IV
On appelait à Damme le père d’Ulenspiegel Claes le Kolldraeger ou charbonnier. Claes avait le poil noir, les yeux brillants, la peau de la couleur de sa marchandise, sauf le dimanche et les jours de fête, quand il y avait abondance de savon en la chaumière. Il était petit, carré, fort et de face joyeuse.
Si, la journée finie et le soir tombant, il allait en quelque taverne, sur la route de Bruges, laver de cuyte son gosier noir de charbon, toutes les femmes humant le serein sur le pas de leurs portes lui criaient amicalement :
– Bonsoir et bière claire, charbonnier.
– Bonsoir et un mari qui veille, répondait Claes.
Les fillettes qui revenaient des champs par troupes se plaçaient toutes devant lui de façon à l’empêcher de marcher et lui disaient :
– Que payes-tu pour ton droit de passage : ruban écarlate, boucle dorée, souliers de velours ou florin pour aumônière ?
Mais Claes en prenait une par la taille et lui baisait les joues ou le cou, suivant que sa bouche était plus proche de la chair fraîche ; puis il disait :
– Demandez, mignonnes, demandez le reste à vos amoureux.
Et elles s’en allaient s’éclatant de rire.
Les enfants reconnaissaient Claes à sa grosse voix et au bruit de ses souliers. Courant à lui, ils lui disaient :
– Bonsoir, charbonnier.
– Autant Dieu vous donne, mes angelots, disait Claes ; mais ne m’approchez pas, sinon je ferai de vous des moricauds.
Les petits, étant hardis, s’approchaient toutefois ; alors il en prenait un par le pourpoint, et, frottant de ses mains noires son frais museau, le renvoyait ainsi, riant quand même, à la grande joie de tous les autres.
Soetkin, femme de Claes, était une bonne commère, matinale comme l’aube et diligente comme la fourmi.
Elle et Claes labouraient à deux leur champ et s’attelaient comme bœufs à la charrue. Pénible en était le traînement, mais plus pénible encore celui de la herse, lorsque le champêtre engin devait de ses dents de bois déchirer la terre dure. Ils le faisaient toutefois le cœur gai, en chantant quelque ballade.

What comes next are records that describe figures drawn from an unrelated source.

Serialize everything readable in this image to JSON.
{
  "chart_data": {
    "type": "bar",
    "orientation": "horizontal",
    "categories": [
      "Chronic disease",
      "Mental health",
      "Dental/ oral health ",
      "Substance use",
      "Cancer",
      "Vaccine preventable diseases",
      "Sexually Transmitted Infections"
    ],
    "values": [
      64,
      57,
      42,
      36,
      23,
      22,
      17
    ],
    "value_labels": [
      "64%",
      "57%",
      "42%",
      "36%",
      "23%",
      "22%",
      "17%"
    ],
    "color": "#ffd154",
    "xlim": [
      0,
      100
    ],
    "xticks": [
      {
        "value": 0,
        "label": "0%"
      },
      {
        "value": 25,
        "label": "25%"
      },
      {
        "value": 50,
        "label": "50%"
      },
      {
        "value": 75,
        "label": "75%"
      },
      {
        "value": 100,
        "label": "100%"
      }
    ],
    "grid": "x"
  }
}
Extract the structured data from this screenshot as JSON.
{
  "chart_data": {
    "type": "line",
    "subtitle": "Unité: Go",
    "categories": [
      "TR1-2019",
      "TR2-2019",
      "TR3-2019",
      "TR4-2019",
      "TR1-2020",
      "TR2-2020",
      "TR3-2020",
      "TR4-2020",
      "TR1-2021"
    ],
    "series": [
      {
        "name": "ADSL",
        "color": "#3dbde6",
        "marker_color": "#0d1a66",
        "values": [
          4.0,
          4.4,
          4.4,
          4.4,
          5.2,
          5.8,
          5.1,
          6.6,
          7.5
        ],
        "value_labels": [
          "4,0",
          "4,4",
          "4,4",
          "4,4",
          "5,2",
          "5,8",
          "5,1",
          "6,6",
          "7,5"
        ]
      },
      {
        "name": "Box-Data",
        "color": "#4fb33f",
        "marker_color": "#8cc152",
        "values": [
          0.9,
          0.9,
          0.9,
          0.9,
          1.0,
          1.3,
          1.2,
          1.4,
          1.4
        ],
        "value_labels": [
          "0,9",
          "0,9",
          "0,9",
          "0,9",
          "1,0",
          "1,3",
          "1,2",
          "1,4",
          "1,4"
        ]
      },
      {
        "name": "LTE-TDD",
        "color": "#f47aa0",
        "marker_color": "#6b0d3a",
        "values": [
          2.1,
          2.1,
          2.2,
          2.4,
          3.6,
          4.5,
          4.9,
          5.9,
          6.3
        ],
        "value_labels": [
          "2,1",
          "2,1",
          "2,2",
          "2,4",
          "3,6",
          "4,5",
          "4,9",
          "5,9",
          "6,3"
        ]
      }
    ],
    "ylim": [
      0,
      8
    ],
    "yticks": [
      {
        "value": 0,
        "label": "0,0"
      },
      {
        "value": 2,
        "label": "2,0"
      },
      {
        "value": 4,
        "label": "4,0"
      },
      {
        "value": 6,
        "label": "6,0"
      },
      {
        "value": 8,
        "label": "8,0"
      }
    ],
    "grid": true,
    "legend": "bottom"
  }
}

Et la terre avait beau être dure ; en vain le soleil dardait sur eux ses plus chauds rayons : en vain aussi traînant la herse, ployant les genoux, devaient-ils faire des reins cruel effort, s’ils s’arrêtaient et que Soetkin tournât vers Claes son doux visage et que Claes baisât ce miroir d’âme tendre, ils oubliaient la grande fatigue.